GetAHOReferenceStore
AI agents call GetAHOReferenceStore to retrieve information from Amazon SageMaker AI MCP Server without modifying anything — typically the context-gathering step in research, monitoring, and reporting workflows, before the agent takes action elsewhere.
The 'Get' prefix is a standard convention for read operations that fetch existing data. In AWS services, GetX operations typically retrieve configuration, metadata, or data stores without modification. The empty description prevents higher confidence, but the name alone provides reasonable evidence for Read classification. No indicators of modification, deletion, or execution are present.
From the tool's definition Tool name 'GetAHOReferenceStore' follows the 'Get' prefix pattern, which conventionally retrieves or queries data without side effects. The empty description limits confidence, but the naming convention strongly suggests a retrieval operation.
Attacks that exploit this kind of access
GetAHOReferenceStore. It is categorised as a Read tool in the Amazon SageMaker AI MCP Server MCP Server, which means it retrieves data without modifying state.
Register the Amazon SageMaker AI MCP Server MCP server in PolicyLayer and add a rule for GetAHOReferenceStore: allow, deny, rate-limit, or require approval. Point your MCP client at the PolicyLayer proxy URL and the rule is enforced on every call, before it reaches Amazon SageMaker AI MCP Server. Nothing to install.
GetAHOReferenceStore is a Read tool with low risk. Read-only tools are generally safe to allow by default.

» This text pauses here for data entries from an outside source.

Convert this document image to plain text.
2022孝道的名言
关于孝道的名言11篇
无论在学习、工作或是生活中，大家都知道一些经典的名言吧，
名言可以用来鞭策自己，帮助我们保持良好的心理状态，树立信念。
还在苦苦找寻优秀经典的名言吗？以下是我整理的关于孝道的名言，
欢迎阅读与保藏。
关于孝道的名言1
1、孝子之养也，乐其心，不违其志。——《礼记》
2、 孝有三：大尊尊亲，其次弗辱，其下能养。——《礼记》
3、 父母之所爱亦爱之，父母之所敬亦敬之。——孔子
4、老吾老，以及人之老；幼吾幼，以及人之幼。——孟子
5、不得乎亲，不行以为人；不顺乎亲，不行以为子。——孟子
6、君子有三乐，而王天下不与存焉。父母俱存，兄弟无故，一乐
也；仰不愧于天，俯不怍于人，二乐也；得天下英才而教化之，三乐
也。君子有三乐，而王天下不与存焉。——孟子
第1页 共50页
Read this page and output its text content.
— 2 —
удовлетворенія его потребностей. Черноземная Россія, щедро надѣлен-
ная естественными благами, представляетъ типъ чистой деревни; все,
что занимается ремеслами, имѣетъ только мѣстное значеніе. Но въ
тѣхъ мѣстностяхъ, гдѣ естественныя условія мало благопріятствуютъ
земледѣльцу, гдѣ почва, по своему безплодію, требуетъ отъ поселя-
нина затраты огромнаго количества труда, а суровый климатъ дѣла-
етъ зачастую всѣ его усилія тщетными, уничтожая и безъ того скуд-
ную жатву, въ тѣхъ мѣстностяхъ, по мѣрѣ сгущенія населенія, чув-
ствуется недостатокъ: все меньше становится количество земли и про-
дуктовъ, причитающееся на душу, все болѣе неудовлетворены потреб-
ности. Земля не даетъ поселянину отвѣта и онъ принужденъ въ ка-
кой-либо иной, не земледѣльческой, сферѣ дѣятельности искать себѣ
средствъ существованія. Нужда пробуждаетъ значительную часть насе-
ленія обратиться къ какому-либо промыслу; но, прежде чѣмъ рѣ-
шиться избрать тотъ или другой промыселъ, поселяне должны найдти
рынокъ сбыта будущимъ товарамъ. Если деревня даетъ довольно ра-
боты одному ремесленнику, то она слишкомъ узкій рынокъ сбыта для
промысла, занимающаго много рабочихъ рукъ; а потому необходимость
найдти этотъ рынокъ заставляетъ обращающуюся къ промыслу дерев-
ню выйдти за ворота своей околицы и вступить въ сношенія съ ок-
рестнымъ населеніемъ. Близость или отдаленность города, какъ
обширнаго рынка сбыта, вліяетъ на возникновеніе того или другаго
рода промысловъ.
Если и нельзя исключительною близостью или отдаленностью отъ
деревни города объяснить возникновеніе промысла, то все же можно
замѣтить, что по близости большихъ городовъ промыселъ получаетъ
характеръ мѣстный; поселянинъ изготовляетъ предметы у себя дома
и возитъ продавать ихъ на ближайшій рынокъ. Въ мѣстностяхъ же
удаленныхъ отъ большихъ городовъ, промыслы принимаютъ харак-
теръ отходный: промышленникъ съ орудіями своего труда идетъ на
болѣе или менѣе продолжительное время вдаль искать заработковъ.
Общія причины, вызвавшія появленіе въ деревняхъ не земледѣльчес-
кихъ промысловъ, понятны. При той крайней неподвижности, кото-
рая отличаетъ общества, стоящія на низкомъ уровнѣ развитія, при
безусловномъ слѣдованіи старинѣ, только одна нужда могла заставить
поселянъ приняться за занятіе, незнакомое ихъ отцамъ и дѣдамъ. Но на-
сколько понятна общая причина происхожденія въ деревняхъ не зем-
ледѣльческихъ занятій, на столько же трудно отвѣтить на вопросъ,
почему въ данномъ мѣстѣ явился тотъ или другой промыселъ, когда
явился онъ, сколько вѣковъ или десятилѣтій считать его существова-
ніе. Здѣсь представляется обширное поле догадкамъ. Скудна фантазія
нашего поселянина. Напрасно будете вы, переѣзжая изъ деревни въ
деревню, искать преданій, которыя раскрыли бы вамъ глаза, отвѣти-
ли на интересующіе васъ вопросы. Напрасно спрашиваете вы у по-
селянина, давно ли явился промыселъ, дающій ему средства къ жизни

Yes. Add a rate_limit block to the GetAHOReferenceStore rule in your PolicyLayer policy. For example, setting max: 10 and window: 60 limits the tool to 10 calls per minute. Rate limits are tracked per agent session and reset automatically.
Set action: deny in the PolicyLayer policy for GetAHOReferenceStore. The AI agent will receive a policy violation error and cannot call the tool. You can also include a reason field to explain why the tool is blocked.
GetAHOReferenceStore is provided by the Amazon SageMaker AI MCP Server MCP server (awslabs.sagemaker-ai-mcp-server). PolicyLayer sits as a proxy in front of this server to enforce policies before tool calls reach the server.